Al centro del disaccordo c'è la questione se le ricompense delle stablecoin assomiglino agli interessi bancari e, in tal caso, se debbano essere soggette a restrizioni simili.

I rappresentanti bancari di Goldman Sachs, JPMorgan, Bank of America, Wells Fargo, Citi, PNC e US Bank hanno sostenuto che le stablecoin ad alto rendimento potrebbero innescare deflussi di depositi su larga scala dalle banche tradizionali.

Le banche hanno presentato una serie di "principi di divieto" che prevedono il divieto di "qualsiasi forma di compenso finanziario o non finanziario" offerto ai detentori di stablecoin. Sostengono che consentire tali ricompense potrebbe minare la capacità di prestito e sconvolgere il tradizionale modello di deposito.

Le aziende crypto, tra cui Coinbase, Ripple, a16z, Paxos e la Blockchain Association, hanno reagito. Sostengono che le ricompense delle stablecoin siano una caratteristica fondamentale della finanza on-chain e necessarie per una concorrenza leale con i prodotti finanziari tradizionali.

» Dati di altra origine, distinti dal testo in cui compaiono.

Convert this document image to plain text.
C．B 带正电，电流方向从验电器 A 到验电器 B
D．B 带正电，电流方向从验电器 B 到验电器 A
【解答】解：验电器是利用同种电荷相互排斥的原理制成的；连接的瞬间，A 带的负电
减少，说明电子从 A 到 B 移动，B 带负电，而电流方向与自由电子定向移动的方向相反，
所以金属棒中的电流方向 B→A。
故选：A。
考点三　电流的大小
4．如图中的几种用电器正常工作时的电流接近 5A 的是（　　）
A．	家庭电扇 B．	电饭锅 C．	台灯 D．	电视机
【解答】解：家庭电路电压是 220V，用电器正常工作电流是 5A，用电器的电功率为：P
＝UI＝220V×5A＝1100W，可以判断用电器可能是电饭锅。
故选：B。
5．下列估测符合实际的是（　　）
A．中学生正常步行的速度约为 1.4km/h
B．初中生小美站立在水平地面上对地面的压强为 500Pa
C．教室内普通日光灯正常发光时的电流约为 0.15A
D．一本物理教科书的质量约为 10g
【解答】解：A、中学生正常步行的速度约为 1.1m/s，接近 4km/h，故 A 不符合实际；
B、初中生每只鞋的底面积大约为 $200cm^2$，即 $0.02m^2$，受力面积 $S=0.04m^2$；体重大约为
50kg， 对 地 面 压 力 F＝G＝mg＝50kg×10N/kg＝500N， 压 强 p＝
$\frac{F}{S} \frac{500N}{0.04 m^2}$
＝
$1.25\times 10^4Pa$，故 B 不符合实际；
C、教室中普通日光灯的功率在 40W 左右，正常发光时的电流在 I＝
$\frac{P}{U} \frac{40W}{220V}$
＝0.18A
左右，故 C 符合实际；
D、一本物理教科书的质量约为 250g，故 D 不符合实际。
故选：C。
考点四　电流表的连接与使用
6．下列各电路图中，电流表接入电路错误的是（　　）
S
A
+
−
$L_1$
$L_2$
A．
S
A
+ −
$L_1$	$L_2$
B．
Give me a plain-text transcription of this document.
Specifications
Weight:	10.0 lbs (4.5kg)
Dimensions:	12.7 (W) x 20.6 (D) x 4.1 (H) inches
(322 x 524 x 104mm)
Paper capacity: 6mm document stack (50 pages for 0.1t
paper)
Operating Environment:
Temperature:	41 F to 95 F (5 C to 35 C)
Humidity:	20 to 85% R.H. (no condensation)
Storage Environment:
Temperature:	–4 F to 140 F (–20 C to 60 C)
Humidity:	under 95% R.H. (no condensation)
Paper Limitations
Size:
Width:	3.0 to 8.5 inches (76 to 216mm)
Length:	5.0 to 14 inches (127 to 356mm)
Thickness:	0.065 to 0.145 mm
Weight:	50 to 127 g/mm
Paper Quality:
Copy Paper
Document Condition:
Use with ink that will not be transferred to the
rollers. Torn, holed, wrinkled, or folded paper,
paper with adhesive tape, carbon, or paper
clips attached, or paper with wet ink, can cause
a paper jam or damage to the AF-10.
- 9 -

I rappresentanti del settore hanno inoltre affermato che norme eccessivamente restrittive potrebbero rallentare l'innovazione o favorire l'attività al di fuori degli Stati Uniti.

Il CLARITY Act resta nel limbo

Il dibattito sul rendimento delle stablecoin è diventato un ostacolo chiave per il CLARITY Act , che mira a definire la supervisione normativa per gli asset digitali e a chiarire i ruoli della SEC e della CFTC. Il disegno di legge è stato approvato dalla Camera nel 2025, ma non è avanzato al Senato a causa di questioni irrisolte sulla regolamentazione delle stablecoin.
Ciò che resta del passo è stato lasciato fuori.